Ein Mann will seine Daunenjacke von der Reinigung abholen. Dort wird er ungut überrascht: Das Luxusstück weist große Flecken auf. Ersetzt bekommt er das teure Stück nicht, denn die Reinigung hatte sich nachweislich an die Hersteller-Vorgaben gehalten.

"Nicht waschen, nicht bleichen, kein Wäschetrockner, bügeln, finishen bei ca. 100° C, keine chemische Reinigung im Lösemittel" stand auf dem Reinigungsetikett der Daunenjacke einer Luxusmarke. Das Reinigungsunternehmen gab an, sich hieran gehalten zu haben. Die Flecken rührten daher, dass die Lederbesätze wohl nicht farbecht gewesen seien.
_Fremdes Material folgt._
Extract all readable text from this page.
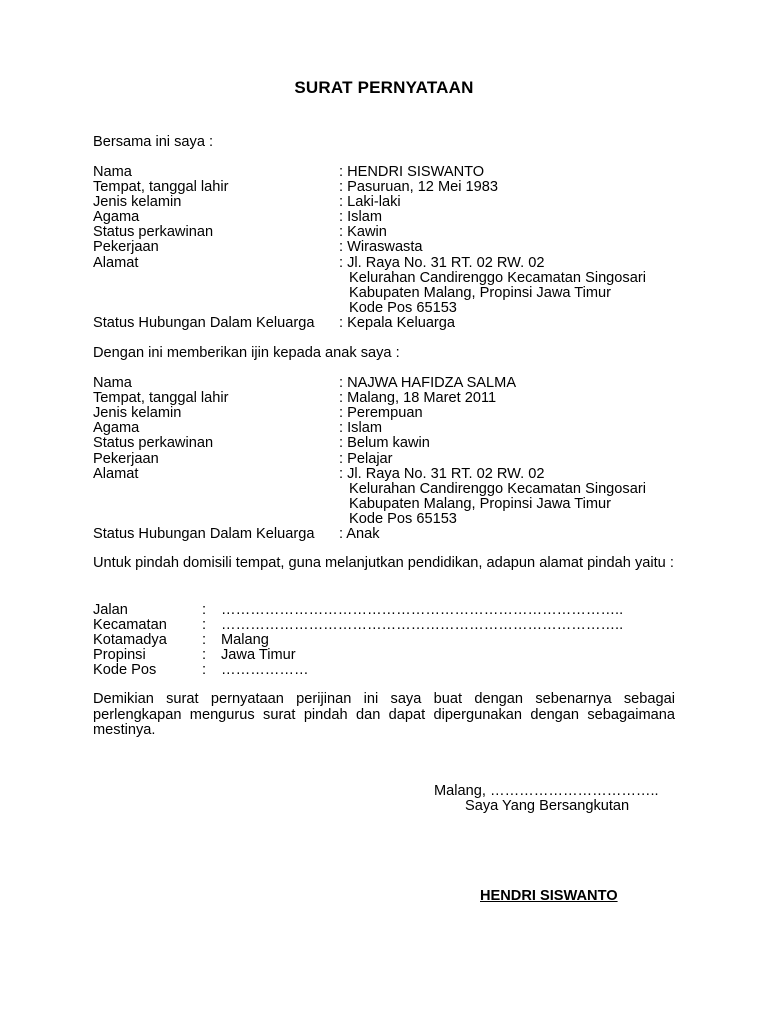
SURAT PERNYATAAN
Bersama ini saya :
Nama	: HENDRI SISWANTO
Tempat, tanggal lahir	: Pasuruan, 12 Mei 1983
Jenis kelamin	: Laki-laki
Agama	: Islam
Status perkawinan	: Kawin
Pekerjaan	: Wiraswasta
Alamat	: Jl. Raya No. 31 RT. 02 RW. 02
Kelurahan Candirenggo Kecamatan Singosari
Kabupaten Malang, Propinsi Jawa Timur
Kode Pos 65153
Status Hubungan Dalam Keluarga : Kepala Keluarga
Dengan ini memberikan ijin kepada anak saya :
Nama	: NAJWA HAFIDZA SALMA
Tempat, tanggal lahir	: Malang, 18 Maret 2011
Jenis kelamin	: Perempuan
Agama	: Islam
Status perkawinan	: Belum kawin
Pekerjaan	: Pelajar
Alamat	: Jl. Raya No. 31 RT. 02 RW. 02
Kelurahan Candirenggo Kecamatan Singosari
Kabupaten Malang, Propinsi Jawa Timur
Kode Pos 65153
Status Hubungan Dalam Keluarga : Anak
Untuk pindah domisili tempat, guna melanjutkan pendidikan, adapun alamat pindah yaitu :
Jalan	: ………………………………………………………………………..
Kecamatan : ………………………………………………………………………..
Kotamadya : Malang
Propinsi	: Jawa Timur
Kode Pos	: ………………
Demikian surat pernyataan perijinan ini saya buat dengan sebenarnya sebagai perlengkapan mengurus surat pindah dan dapat dipergunakan dengan sebagaimana mestinya.
Malang, ……………………………..
Saya Yang Bersangkutan
HENDRI SISWANTO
Der Eigentümer der Jacke warf der Reinigungsfirma mangelhaftes Arbeiten vor und verklagte sie auf Zahlung von 1.200 Euro – so viel hatte die Jacke ursprünglich gekostet.

Das AG München zog einen Sachverständigen heran, um die Schadensursache zu klären, schloss sodann eine fehlerhafte Behandlung der Jacke durch die Textilreinigung aus und wies die Klage ab (Urteil vom 01.04.2025 – 172 C 17342/22).

Der Sachverständige hatte angegeben, die nach der Reinigung aufgetretenen Flecken beruhten auf einem latenten Materialfehler des Lederbesatzes, der im Rahmen des Trocknungsprozesses Farbbestandteile in den sonstigen Jackenstoff abgegeben habe. Gegenbehauptungen des Jackeneigentümers hatte er aus Sicht des AG plausibel entkräftet. Das Urteil ist rechtskräftig.

AG München, Urteil vom 01.04.2025 - 172 C 17342/22

Redaktion beck-aktuell, bw, 10. November 2025.